According to The New York Times, in a New York Times/CBS poll, “69 percent of New Yorkers polled said that they are still ‘very concerned’ about another attack on the area where they live.” Also, “New Yorkers are more fearful and more likely to think about 9/11 every day than other Americans.”

In response to the attacks, the U.S. Department of Homeland Security was created to protect United States territory from terrorist attacks and respond to natural disasters. A color-coded alert system was also created to inform American citizens of levels of security and safety in their area.

According to Angus Gillespie, a Rutgers University professor of American studies and author of “Twin Towers: The Life of New York City’s World Trade Center,” it is difficult to remain on a state of alert. Gillespie said Americans quickly became wary of the lack of information passed on to them from the government and the ambiguous color codes to identify levels of safety.

“And so there was a certain amount of fatigue that set in,” Gillespie said. “How alert can you be, and what are we supposed to do?”

The New York Times/CBS poll recorded the habits of Americans after Sept 11.

“Nearly a third of New Yorkers said that they had not gone back to pre-Sept. 11 routines, [while other Americans had] and that they were still dealing with changes caused by the attacks,” the poll said.

“I think 9/11 will always be a day — an event — that always gets an emotional reaction,” said Ingrid Reed, policy analyst and director of the New Jersey Project at the Eagleton Institute of Politics. “I think it is a sense of vulnerability, at a time when we were really seen as the leader of the global economy.”

Before Sept. 11, Americans were only used to seeing terrorism plots and attacks of violence occur more frequently in other countries. However, after the attacks, “terrorism” became a household name, and citizens tried adjusting to living on edge and alert.

“I think it’s going to take quite a while for Americans to adjust to the new global situation,” Gillespie said. “Israelis, for example, have been living with this for a long time, and it’s very unpleasant, but it’s the world we live in.”

Reed agreed with Gillespie’s assessment of Americans’ ability to adapt.

“We are still very capable of being shocked at violence,” Reed said. “We haven’t had it in our own country, but we’ve seen it in other countries; we see it repeatedly in Iraq or in other parts of the world.”

The lack of information given to citizens about the Sept. 11 plot and the discoveries made by the 9/11 Commission Report have given rise to distrust of the government, Reed said.

“It’s a question of ‘When will we be able to trust again?'” Reed said. “To trust government to be able to be honest, to be competent and to be honest with us about the threat. The many unknowns about 9/11 are still great even though the 9/11 Commission certainly laid it out. We haven’t really accepted a lot of the realities they presented or the recommendations.”

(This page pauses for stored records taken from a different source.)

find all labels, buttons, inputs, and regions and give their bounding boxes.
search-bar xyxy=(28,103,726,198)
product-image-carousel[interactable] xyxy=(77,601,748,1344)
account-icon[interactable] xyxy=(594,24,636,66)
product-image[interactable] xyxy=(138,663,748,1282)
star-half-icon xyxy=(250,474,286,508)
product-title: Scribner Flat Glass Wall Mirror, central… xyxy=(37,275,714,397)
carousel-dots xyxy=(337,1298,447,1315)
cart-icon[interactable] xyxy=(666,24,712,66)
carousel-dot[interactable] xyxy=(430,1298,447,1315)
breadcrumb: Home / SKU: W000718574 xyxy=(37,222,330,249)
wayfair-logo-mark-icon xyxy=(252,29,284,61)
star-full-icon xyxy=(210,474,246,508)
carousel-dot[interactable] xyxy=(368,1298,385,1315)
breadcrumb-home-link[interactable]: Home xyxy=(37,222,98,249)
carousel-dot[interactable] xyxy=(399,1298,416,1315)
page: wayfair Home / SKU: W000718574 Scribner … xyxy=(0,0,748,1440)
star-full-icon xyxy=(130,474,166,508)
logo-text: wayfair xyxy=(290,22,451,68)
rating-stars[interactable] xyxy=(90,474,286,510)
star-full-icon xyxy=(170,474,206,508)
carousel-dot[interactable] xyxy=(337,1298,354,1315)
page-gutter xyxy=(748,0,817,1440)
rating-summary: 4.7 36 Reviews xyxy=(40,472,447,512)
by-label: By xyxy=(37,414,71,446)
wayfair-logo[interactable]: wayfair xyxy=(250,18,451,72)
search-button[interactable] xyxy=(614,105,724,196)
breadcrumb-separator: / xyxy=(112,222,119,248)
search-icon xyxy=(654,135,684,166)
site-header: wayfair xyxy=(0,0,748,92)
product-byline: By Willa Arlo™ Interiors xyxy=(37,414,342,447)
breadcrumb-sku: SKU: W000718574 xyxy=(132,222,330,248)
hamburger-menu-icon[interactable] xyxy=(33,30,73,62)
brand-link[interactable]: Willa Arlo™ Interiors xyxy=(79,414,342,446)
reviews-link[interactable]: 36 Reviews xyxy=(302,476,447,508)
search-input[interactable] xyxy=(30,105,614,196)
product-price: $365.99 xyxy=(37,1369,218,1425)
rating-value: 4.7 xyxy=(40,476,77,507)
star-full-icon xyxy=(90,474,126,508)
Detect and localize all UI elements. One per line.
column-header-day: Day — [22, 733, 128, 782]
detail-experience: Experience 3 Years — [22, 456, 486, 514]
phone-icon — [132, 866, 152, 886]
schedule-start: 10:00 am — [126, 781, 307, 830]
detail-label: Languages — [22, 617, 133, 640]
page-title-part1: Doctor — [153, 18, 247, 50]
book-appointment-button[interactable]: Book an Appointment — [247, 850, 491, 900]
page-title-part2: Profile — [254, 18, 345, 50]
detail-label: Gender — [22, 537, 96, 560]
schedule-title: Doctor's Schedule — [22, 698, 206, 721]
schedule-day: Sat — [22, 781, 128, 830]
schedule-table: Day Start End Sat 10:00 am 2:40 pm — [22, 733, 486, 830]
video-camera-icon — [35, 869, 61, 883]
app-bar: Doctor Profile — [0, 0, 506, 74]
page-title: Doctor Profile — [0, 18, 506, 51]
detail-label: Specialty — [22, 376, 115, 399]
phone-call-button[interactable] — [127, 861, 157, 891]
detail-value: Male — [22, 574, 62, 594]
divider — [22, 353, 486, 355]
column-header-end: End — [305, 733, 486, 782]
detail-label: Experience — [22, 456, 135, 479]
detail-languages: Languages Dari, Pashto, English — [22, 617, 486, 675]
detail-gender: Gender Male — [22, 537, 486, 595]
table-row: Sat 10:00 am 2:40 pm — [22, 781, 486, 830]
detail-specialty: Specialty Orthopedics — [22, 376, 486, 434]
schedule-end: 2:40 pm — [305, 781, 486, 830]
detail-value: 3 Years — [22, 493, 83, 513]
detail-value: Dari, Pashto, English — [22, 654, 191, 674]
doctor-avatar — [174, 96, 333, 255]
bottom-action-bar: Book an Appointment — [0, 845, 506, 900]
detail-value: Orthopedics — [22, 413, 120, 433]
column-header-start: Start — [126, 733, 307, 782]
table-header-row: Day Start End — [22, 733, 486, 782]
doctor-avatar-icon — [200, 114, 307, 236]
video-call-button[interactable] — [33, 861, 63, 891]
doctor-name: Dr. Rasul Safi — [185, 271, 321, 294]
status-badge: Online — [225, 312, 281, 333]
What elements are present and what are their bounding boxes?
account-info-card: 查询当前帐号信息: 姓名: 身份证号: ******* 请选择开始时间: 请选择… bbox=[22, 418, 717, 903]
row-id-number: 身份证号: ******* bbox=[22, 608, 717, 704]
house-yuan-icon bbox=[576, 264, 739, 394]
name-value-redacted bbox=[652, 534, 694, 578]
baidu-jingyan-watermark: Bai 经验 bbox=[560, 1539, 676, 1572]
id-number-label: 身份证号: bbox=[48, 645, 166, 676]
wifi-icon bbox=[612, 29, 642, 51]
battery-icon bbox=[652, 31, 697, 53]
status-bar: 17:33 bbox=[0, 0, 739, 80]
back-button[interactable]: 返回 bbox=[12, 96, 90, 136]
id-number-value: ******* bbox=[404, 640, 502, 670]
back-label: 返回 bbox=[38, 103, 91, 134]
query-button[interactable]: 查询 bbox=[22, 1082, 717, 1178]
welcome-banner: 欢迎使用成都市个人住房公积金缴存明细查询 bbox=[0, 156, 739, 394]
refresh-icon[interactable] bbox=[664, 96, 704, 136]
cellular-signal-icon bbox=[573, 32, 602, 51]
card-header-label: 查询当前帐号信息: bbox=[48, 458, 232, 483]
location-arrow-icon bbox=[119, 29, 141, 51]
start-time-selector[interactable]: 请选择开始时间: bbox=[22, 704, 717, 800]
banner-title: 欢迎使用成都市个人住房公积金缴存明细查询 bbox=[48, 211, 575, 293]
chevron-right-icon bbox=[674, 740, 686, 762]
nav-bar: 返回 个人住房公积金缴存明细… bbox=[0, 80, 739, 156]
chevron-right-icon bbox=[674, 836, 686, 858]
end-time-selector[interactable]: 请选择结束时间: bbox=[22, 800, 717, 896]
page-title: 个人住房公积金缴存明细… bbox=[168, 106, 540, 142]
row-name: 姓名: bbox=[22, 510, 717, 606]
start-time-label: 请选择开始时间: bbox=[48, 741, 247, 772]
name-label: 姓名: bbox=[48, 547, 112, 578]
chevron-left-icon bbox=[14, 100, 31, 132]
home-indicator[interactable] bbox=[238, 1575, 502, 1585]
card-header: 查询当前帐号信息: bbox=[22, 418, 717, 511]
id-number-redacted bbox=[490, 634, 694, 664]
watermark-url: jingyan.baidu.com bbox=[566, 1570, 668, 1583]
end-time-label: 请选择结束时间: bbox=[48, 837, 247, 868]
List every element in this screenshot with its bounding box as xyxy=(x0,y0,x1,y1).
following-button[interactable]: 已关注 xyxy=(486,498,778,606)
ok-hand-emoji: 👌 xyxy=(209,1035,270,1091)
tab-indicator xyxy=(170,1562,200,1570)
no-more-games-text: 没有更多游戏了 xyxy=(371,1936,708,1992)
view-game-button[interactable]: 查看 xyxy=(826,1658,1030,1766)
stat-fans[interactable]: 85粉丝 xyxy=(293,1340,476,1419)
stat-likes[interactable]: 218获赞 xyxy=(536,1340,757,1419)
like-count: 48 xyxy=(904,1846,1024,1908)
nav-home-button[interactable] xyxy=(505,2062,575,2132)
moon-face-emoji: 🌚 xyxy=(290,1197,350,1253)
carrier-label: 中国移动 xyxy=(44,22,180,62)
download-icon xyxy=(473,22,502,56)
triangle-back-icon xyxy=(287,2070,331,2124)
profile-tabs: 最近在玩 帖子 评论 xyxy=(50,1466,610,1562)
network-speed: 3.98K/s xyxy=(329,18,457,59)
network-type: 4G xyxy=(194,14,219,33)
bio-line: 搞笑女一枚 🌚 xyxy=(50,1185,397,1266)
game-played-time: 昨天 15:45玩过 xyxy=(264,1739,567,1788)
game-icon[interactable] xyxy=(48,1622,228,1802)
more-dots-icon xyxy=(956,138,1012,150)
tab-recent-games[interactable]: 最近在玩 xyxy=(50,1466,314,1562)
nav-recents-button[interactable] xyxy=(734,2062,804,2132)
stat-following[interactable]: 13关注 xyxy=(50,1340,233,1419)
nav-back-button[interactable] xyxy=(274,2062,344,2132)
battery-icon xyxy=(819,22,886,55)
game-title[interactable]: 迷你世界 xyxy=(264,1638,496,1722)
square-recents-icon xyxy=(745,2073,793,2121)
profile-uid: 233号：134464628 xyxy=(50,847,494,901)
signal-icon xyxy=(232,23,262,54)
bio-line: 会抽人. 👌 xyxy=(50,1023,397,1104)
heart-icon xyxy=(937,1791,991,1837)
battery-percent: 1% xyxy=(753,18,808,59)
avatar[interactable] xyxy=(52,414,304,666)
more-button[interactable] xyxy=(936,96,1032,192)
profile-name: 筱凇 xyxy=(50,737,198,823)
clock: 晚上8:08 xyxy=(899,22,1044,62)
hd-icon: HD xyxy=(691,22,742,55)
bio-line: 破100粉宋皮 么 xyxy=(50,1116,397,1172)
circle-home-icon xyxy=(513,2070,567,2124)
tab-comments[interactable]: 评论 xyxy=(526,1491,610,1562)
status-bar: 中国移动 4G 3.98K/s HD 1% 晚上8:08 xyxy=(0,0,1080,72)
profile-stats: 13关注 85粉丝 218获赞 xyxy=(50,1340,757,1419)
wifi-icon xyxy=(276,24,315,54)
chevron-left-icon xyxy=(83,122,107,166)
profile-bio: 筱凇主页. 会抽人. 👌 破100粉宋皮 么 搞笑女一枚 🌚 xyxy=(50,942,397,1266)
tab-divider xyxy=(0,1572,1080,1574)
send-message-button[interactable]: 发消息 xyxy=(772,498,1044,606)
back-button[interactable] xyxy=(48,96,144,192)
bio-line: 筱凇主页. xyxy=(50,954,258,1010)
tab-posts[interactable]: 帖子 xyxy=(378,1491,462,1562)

Gillespie said there is a great deal of room of improvement for national security.

“We have a considerable way to go to bring things up to a minimum level of security,” Gillespie said.

What concerns Gillespie is the measure of protection and security when it comes to importing cargo through seaports, transporting chemicals through railways and maintaining chemical factories.
“Very little has been done with that, and that’s a major potential threat,” Gillespie said.

Whether or not the government has been more honest with its citizens or has implemented effective ways of gathering intelligence on terror plots since Sept. 11 — such as wire-tapping — Americans have changed their outlook on the future of national security.

“What I think is we have become is more fatalistic and more accepting of the kinds of constraints on us,” Reed said.
After the shock of Sept. 11 wore off, Americans soon came to realize that it may not be possible to always know who the enemy is, and the United States cannot always be in charge of its own destiny, she said.

Regardless of faith in the government to protect us or lack thereof, people will still feel grief and sorrow today.
Lee Clarke, associate professor of sociology and expert on disasters, crisis and organization, said he believes distress caused by Sept. 11 will be subdued.

“The pain and the grief will still be there, but they will be muted and expressed in different ways. After all, you can’t live on the edge of a razorblade,” Clarke said.

Clarke said he believes that the tone of the day will be “respectful and appropriately mournful” but emphasizes that as time passes, grief changes form, and people must get on with their lives.

“There’s forgetting to some degree, because you can’t live in that moment, Clarke said. “You can’t let it take over your life. The community has to get back to business — the business of living.”